TRUMP MIRA O PIX, BRASIL REAGE E A CRISE EXPÕE A NOVA GUERRA PELA SOBERANIA: ATÉ O GUARANÁ VIROU EXEMPLO DO ABSURDO

 

O Brasil acordou diante de uma cena que parecia piada pronta, mas que rapidamente virou assunto sério em Brasília, nas redes sociais, nos bancos, no comércio de bairro e até nas filas de mercado. O governo dos Estados Unidos, sob Donald Trump, voltou a colocar o Brasil no alvo de uma investigação comercial e propôs uma tarifa adicional de 25% sobre parte dos produtos brasileiros. Mas o que realmente incendiou o debate não foi apenas a ameaça tarifária. Foi o motivo que mais tocou o cotidiano do povo: o Pix.

Sim, o Pix.
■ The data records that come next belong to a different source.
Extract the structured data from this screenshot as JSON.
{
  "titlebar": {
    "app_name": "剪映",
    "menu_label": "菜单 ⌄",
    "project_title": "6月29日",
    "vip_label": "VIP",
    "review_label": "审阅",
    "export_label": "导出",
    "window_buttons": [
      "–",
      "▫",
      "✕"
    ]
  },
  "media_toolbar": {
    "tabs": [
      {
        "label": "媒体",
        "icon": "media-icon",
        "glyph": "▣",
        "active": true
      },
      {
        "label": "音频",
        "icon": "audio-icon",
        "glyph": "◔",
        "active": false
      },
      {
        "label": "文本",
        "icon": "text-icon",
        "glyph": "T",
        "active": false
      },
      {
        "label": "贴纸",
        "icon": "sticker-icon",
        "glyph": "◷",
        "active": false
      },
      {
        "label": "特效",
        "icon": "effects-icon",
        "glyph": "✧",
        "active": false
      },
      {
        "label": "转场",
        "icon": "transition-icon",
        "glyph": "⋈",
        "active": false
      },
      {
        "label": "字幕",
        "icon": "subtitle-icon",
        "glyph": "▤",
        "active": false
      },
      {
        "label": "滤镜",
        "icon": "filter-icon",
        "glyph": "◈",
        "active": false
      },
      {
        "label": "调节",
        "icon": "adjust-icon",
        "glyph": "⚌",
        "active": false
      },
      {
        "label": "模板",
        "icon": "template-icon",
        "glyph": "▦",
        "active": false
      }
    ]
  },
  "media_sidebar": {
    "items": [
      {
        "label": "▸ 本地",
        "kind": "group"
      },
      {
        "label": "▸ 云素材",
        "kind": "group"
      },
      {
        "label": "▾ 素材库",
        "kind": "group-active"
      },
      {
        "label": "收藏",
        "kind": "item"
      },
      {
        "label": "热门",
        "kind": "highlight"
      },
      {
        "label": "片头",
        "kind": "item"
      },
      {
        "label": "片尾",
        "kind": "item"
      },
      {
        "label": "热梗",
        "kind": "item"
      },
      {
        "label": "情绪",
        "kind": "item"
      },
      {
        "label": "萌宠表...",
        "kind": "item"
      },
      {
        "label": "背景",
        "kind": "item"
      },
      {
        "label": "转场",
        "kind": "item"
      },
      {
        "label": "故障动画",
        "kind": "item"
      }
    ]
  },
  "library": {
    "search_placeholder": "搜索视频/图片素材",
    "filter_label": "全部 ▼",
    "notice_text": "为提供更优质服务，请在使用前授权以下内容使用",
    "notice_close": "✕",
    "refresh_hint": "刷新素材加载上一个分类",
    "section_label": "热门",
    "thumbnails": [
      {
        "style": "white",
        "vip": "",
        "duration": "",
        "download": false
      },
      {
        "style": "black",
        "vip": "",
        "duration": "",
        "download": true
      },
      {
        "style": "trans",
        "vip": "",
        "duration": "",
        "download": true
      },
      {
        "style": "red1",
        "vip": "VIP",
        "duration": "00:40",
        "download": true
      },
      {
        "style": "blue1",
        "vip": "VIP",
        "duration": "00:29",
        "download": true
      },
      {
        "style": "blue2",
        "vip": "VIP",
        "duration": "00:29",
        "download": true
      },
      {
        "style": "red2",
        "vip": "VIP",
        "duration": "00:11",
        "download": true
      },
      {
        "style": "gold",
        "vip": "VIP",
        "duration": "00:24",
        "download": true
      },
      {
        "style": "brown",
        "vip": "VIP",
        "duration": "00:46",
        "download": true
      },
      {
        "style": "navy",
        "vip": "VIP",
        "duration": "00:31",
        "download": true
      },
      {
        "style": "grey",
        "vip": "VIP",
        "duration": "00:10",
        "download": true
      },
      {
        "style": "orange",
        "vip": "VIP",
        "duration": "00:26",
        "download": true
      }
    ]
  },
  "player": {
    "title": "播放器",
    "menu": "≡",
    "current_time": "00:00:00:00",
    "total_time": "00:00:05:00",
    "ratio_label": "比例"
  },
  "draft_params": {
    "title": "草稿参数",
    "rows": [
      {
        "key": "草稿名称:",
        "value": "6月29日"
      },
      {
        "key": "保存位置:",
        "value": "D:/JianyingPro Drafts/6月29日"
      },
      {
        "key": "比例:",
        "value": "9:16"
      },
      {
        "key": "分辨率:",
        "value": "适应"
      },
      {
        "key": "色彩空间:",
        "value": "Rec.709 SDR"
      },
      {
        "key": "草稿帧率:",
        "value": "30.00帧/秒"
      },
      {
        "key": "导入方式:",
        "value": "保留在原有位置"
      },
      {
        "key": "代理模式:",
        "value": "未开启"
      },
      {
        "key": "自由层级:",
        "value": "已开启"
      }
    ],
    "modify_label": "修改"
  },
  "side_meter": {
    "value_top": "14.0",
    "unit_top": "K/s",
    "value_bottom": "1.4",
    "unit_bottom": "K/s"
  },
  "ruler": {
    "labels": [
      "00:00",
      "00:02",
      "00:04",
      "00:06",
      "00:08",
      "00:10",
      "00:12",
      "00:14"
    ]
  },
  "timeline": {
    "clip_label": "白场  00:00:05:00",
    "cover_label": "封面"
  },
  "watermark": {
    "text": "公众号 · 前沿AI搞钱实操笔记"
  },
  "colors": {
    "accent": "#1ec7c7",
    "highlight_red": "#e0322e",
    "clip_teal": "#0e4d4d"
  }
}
A ferramenta que o brasileiro usa para pagar o pão, dividir a conta do almoço, receber o dinheiro de uma venda, ajudar um parente, comprar remédio, fechar negócio na feira e escapar de taxas abusivas virou, de repente, peça central de uma disputa internacional. Para Washington, o sistema brasileiro de pagamentos eletrônicos estaria prejudicando empresas americanas do setor financeiro. Para milhões de brasileiros, a leitura foi outra: quando uma solução pública, rápida e gratuita dá certo, incomoda quem ganhava muito com a velha dependência.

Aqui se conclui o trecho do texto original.